After meeting Brett, they decided to climb it together, soliciting sponsorships to raise money for S.O.S. Outreach International, a Vail, Colo.,-based nonprofit that connects youths with outdoor activities.
"Climbing, in my opinion, is a somewhat selfish sport," Meiris said. "We wanted to make it be about something besides us, besides our objective."
Her competitive nature drove her to break the record, spending two weeks repeatedly going up and down the rock to practice. On June 10 the women took what was supposed to be a last practice run. But they were making such great time they decided to push it.
They used a technique known as "short-fixing" — one person climbing ahead to hook up the rope, the second climbing directly up the rope with a locking hand tool. Other climbers let them pass.
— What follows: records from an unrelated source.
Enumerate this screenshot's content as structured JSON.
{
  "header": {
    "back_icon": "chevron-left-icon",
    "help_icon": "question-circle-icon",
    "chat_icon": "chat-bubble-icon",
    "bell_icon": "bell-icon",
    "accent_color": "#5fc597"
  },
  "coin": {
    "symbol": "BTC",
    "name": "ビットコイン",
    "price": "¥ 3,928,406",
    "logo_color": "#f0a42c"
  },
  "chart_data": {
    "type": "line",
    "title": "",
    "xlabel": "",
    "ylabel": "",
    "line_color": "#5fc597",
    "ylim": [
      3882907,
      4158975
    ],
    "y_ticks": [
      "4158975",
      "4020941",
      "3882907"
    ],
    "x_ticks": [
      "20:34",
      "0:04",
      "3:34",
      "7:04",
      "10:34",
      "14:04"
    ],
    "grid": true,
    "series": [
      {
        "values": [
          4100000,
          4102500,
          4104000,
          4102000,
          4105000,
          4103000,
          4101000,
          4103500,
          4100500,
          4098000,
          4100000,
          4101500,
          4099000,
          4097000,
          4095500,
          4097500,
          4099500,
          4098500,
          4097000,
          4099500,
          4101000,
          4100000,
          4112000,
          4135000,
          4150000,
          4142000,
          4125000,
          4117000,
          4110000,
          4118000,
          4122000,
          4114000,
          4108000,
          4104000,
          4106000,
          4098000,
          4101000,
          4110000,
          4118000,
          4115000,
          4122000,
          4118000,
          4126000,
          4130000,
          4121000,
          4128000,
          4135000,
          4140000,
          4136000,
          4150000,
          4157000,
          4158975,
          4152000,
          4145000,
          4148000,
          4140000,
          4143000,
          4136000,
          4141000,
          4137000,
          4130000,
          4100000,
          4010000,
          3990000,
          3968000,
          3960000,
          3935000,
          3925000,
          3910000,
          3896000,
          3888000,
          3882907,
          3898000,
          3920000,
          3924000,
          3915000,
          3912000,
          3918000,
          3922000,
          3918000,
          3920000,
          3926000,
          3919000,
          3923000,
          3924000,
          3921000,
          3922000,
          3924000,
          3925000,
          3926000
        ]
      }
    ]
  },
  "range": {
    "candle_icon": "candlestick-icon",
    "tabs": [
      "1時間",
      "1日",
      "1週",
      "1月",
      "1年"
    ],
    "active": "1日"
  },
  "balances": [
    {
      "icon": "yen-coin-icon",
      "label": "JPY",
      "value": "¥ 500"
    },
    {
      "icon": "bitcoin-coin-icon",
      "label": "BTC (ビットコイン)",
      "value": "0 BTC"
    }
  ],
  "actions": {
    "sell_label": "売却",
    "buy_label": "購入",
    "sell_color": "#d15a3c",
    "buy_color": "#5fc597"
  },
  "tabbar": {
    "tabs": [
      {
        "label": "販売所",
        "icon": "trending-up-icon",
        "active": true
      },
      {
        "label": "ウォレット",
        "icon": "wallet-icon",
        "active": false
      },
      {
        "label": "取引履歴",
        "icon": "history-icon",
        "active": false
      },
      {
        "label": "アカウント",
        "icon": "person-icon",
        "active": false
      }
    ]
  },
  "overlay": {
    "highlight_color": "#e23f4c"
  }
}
And when they reached the top and realized they had beaten the women's record by 23 minutes, they celebrated with a beer some hikers had carried up.
"It was great. It was awesome. We were elated and also relieved," she said.
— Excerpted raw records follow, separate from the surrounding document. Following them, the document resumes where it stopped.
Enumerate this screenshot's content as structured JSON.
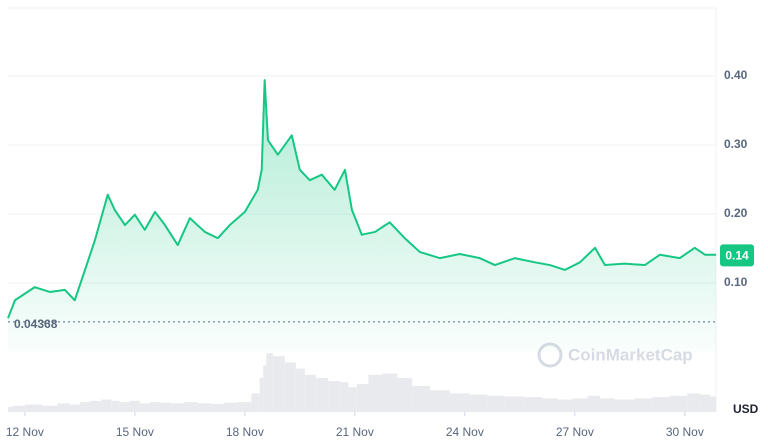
{
  "chart_data": {
    "type": "line",
    "x": [
      11.54,
      11.73,
      12.27,
      12.68,
      13.09,
      13.36,
      13.64,
      13.91,
      14.26,
      14.45,
      14.73,
      15.0,
      15.27,
      15.55,
      15.82,
      16.17,
      16.5,
      16.91,
      17.26,
      17.59,
      18.0,
      18.35,
      18.46,
      18.54,
      18.63,
      18.9,
      19.28,
      19.5,
      19.77,
      20.1,
      20.45,
      20.73,
      20.92,
      21.19,
      21.55,
      21.95,
      22.36,
      22.77,
      23.32,
      23.86,
      24.41,
      24.82,
      25.36,
      25.91,
      26.32,
      26.73,
      27.14,
      27.55,
      27.82,
      28.36,
      28.91,
      29.32,
      29.86,
      30.27,
      30.55,
      30.85
    ],
    "series": [
      {
        "color": "#16c784",
        "values": [
          0.049,
          0.075,
          0.094,
          0.087,
          0.09,
          0.075,
          0.119,
          0.162,
          0.228,
          0.206,
          0.184,
          0.199,
          0.177,
          0.203,
          0.184,
          0.155,
          0.194,
          0.174,
          0.165,
          0.184,
          0.203,
          0.235,
          0.264,
          0.394,
          0.307,
          0.286,
          0.314,
          0.264,
          0.249,
          0.257,
          0.235,
          0.264,
          0.206,
          0.17,
          0.174,
          0.188,
          0.165,
          0.145,
          0.136,
          0.142,
          0.136,
          0.126,
          0.136,
          0.13,
          0.126,
          0.119,
          0.13,
          0.151,
          0.126,
          0.128,
          0.126,
          0.141,
          0.136,
          0.151,
          0.141,
          0.141
        ]
      },
      {
        "color": "#e8eaed",
        "values": [
          8,
          10,
          12,
          10,
          14,
          12,
          16,
          18,
          20,
          18,
          16,
          18,
          14,
          16,
          15,
          14,
          16,
          14,
          13,
          15,
          16,
          30,
          55,
          75,
          95,
          90,
          80,
          70,
          60,
          55,
          50,
          48,
          40,
          45,
          60,
          62,
          55,
          42,
          35,
          30,
          28,
          26,
          25,
          24,
          22,
          20,
          22,
          26,
          22,
          20,
          22,
          24,
          26,
          30,
          28,
          25
        ]
      }
    ],
    "xlim": [
      11.54,
      30.85
    ],
    "xticks": [
      {
        "value": 12,
        "label": "12 Nov"
      },
      {
        "value": 15,
        "label": "15 Nov"
      },
      {
        "value": 18,
        "label": "18 Nov"
      },
      {
        "value": 21,
        "label": "21 Nov"
      },
      {
        "value": 24,
        "label": "24 Nov"
      },
      {
        "value": 27,
        "label": "27 Nov"
      },
      {
        "value": 30,
        "label": "30 Nov"
      }
    ],
    "ylim": [
      0,
      0.5
    ],
    "yticks": [
      {
        "value": 0.1,
        "label": "0.10"
      },
      {
        "value": 0.2,
        "label": "0.20"
      },
      {
        "value": 0.3,
        "label": "0.30"
      },
      {
        "value": 0.4,
        "label": "0.40"
      }
    ],
    "volume_lim": [
      0,
      100
    ],
    "reference_line": 0.04368,
    "last_price": 0.14,
    "currency": "USD",
    "watermark": "CoinMarketCap",
    "grid": true
  }
}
"We don't have to climb The Nose again. We can if we want to, but we don't have to."
They may "have" to. The old women's record had stood for only eight months, and someone is bound to come along and break their new one. That's fine with Meiris. She thinks she can shave up to an hour off her time.
Not that she expects to come anywhere near the men's record of 2 hours and 45 minutes. Men take more risks, she said, and have been speed climbing The Nose for many more years.
Sigrid Meadows, who climbed the forbidding Montezuma's Tower in Colorado's Garden of the Gods with her daughter on a recent afternoon, said she watches Meiris with a sense of pride mingled with terror.
"It's amazing because I know what it takes to do these things. I am incredibly proud of her," said Meadows.
But, she added, "I had to go on Valium while she was doing The Nose."
Meiris is already eyeing the next challenge, which she will work into her seasonal routine of living in Colorado Springs in winter and "out of my car" in summer. She and Brett may try to become the first women to climb all the walls over 1,000 feet in the nation.
"Don't tell my mom, but this is only the beginning."